Charles Darwin suggested these ideas himself, but he was shouted down by Victorian Age critics.

“There’s always been a strong current of cultural influence on how ideas are perceived,” said Prum. “And there were two main drivers of the backlash. One was misogynistic. The idea of female choice, and the freedom of that choice as a force in nature, was just unbelievably radical. … (English biologist) St. George Mivart was the first critic saying … that kind of freedom of choice is basically immoral, right out of the gate. … Another thing that came up immediately was prudery -- anxiety over the topic of sexual pleasure and desire. … That causes pleasure to become standardized as a scientific objective in itself. There’s often this sense that, we have to stand outside of this topic in order to be real scientists.”

Prum has closely studied and observed exotic birds all over the world for many years, so he draws a great deal of evidence for his book’s thesis from his own research; yet The Evolution of Beauty broadens its scope in the final chapters, extending Prum’s argument into the human realm to discuss Freud, the evolution of the female orgasm and more.

“On the science side, I’m hoping to create a broader cultural conversation about beauty that will, in some ways, destabilize the narrow academic band of how it’s discussed and studied,” said Prum. “Second, I want to possibly recruit new people into the field who will relate to the topic. Instead of feeling that nihilism I mentioned before, they’ll feel goosebumps, like me, and feel there’s a reason to do this work.”

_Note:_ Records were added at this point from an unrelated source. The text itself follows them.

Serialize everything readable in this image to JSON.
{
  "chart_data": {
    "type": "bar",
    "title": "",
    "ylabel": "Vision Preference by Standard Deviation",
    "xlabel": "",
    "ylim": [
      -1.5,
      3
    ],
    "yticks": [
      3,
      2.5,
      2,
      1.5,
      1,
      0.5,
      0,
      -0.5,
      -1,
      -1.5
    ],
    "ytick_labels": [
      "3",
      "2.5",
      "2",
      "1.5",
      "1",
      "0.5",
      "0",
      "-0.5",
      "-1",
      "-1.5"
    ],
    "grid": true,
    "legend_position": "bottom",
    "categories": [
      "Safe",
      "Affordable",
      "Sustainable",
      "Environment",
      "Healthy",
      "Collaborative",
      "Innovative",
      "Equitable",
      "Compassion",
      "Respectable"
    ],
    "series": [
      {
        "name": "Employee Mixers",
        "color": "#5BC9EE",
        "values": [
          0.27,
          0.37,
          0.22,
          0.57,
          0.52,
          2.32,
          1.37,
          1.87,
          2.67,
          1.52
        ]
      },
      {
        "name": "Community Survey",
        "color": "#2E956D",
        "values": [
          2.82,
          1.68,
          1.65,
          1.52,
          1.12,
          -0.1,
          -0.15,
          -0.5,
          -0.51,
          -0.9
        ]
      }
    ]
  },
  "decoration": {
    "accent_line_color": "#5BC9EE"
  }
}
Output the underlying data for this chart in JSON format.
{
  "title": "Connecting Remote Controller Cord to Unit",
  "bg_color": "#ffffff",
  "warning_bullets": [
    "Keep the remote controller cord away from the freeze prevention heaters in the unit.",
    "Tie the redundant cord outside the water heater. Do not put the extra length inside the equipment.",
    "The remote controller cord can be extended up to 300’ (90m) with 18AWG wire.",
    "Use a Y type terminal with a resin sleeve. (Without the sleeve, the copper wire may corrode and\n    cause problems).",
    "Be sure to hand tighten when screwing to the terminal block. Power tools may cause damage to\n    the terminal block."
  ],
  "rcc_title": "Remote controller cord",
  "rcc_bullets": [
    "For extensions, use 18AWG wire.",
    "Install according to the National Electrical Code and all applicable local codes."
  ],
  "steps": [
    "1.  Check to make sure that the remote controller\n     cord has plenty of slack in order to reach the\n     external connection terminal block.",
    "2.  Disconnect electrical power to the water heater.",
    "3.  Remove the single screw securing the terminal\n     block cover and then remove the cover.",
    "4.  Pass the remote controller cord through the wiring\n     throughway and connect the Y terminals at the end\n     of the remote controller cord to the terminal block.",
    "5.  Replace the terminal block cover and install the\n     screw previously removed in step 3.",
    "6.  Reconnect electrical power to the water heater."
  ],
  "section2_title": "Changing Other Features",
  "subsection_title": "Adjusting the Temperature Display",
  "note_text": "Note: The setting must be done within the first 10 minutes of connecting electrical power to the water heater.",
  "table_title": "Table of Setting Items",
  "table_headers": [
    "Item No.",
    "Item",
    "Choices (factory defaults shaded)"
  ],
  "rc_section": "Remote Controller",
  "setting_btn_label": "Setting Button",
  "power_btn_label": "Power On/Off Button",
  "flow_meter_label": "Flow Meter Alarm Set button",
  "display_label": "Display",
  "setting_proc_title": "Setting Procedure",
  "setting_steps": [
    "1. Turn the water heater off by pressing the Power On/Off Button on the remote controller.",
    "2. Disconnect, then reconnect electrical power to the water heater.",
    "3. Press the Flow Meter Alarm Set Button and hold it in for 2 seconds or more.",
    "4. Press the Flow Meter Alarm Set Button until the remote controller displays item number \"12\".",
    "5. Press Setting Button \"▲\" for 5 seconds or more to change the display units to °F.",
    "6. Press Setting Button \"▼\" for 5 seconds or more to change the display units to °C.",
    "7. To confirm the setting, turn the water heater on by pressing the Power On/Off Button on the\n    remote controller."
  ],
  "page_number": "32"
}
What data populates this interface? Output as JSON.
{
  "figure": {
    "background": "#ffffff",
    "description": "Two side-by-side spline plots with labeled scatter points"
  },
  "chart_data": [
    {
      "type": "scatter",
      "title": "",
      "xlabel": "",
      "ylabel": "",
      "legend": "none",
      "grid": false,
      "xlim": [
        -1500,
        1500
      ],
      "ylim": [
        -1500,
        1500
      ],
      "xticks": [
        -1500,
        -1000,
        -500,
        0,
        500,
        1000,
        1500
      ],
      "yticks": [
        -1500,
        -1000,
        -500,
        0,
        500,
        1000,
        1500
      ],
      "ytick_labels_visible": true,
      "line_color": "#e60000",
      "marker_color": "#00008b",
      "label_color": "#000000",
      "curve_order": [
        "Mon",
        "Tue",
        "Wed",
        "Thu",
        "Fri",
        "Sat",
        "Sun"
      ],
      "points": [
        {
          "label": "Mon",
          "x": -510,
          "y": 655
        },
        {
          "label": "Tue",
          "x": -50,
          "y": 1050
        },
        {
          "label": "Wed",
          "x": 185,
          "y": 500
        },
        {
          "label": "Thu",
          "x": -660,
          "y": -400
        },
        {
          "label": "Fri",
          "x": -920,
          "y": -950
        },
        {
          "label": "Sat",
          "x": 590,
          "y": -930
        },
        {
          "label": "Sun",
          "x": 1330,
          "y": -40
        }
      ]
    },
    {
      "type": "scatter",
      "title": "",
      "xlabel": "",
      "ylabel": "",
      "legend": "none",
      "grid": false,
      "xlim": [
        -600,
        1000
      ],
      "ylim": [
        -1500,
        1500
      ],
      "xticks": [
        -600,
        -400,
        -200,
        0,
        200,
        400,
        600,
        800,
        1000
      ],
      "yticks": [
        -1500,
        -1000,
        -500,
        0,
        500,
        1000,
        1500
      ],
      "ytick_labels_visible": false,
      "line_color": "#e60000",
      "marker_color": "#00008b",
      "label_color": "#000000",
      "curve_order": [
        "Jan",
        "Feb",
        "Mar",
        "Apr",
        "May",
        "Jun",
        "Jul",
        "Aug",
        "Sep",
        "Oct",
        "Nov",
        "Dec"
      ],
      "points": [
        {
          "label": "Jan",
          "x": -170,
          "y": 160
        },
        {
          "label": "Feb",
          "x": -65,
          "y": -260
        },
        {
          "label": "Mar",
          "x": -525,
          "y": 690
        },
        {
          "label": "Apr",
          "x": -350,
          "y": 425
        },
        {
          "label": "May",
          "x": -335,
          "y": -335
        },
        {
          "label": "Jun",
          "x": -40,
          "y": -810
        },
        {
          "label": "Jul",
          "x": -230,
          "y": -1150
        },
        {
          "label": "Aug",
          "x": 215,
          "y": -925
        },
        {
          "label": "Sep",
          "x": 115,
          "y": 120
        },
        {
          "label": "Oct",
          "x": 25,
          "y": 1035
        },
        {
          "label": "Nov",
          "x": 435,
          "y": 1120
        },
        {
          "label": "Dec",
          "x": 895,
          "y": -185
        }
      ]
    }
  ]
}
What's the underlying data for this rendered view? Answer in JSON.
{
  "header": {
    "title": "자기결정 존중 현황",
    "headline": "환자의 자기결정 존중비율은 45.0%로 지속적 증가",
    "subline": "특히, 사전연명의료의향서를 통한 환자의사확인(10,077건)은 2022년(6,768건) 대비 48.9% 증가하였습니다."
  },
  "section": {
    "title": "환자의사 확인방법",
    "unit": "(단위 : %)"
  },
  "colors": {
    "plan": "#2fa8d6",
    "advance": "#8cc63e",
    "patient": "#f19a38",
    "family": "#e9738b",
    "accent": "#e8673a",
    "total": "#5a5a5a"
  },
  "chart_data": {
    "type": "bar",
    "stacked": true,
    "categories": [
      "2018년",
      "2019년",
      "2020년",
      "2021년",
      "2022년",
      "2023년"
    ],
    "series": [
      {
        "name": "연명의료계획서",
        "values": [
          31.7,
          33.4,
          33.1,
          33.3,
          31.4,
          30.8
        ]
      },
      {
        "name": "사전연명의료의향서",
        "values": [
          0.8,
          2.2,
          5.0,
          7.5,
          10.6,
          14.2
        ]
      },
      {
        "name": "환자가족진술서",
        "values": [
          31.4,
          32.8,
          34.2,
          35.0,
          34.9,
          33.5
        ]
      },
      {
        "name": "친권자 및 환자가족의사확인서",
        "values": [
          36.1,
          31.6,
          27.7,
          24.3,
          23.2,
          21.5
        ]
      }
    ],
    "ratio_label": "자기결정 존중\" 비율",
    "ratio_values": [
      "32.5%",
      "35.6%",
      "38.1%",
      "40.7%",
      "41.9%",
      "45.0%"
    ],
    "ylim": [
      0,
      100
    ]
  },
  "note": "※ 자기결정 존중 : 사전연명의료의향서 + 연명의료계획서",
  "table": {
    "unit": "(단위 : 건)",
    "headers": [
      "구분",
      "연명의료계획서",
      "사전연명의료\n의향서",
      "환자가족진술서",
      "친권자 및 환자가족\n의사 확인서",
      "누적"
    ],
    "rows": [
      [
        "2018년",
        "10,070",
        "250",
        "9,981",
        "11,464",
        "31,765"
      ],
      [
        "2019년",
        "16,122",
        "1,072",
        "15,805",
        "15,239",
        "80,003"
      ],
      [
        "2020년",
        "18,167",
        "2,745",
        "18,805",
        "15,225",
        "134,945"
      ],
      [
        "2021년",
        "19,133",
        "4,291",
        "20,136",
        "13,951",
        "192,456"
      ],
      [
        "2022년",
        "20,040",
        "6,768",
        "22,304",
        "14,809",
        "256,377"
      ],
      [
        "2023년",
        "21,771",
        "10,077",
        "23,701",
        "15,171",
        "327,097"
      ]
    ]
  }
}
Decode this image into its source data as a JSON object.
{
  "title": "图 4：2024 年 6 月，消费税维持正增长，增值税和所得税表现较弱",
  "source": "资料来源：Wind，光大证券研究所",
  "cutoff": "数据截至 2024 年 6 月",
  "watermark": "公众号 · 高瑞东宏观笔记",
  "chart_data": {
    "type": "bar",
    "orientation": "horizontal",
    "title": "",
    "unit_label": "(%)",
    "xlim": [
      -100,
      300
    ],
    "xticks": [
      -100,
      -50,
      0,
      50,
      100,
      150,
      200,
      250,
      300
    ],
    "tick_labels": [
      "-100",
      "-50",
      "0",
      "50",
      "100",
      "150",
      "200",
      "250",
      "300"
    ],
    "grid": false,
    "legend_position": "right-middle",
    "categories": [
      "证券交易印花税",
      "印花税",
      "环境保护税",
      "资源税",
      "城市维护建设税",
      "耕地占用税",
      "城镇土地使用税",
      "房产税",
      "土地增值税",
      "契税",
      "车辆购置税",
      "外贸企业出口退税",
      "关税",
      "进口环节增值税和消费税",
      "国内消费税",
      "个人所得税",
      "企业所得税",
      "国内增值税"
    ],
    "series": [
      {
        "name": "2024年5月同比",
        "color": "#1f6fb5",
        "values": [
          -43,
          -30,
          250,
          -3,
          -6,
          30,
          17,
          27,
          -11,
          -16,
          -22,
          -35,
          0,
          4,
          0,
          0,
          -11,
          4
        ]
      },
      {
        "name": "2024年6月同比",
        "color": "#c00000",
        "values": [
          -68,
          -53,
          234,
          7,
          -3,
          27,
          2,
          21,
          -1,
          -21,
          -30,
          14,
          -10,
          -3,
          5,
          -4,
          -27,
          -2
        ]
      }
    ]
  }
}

One section of the book that has shocked some readers is the description of the violence inherent in duck mating (and the resistant biological traits that female ducks have developed in response). When asked if sexual violence is more common than a layperson may realize in the animal kingdom -- thereby making the idea of “sexual choice” more suspect -- Prum noted that multiple variables make that a tough question to answer (such as the fact that more than 50 percent of animals in the world are beetle varieties). But female bedbugs -- who don’t have a genital opening, so the male essentially stabs through the female’s exoskeleton to inject semen into her abdomen -- also experience “traumatic insemination,” as do other species.

Yet beauty’s role in the natural world’s organic design has been central, Prum argues, despite the fact that beauty itself does not necessarily indicate genetic health or any other kind of objective superiority over others.

“Wealth can give a person lots of advantages, and beauty can, too, but these things don’t make you objectively better than another person,” said Prum. “This concept has really invaded the culture, though, and I think that’s bad. That’s why I really hope that some of my readers will be teenage girls. In America today, and in much of the Western world, sexual development equates to suddenly having status as a sexual object, especially for girls, and what I want to emphasize is that that’s only a partial and impoverished view of what we’re about. We’re sexual subjects as well, with our own innate and personal and constantly developing and changing desires and needs. We all have a right to pursue that, right? That’s something that’s missing from the conversation when we talk with kids about sexuality.”

Jenn McKee is a former staff arts reporter for The Ann Arbor News, where she primarily covered theater and film events, and also wrote general features and occasional articles on books and music.

Richard Prum will be at Ann Arbor District Library Downtown Branch on Thursday, May 18, at 7 pm to discuss his new book, “The Evolution of Beauty: How Darwin’s Forgotten Theory of Mate Choice Shapes the Animal World -- and Us.”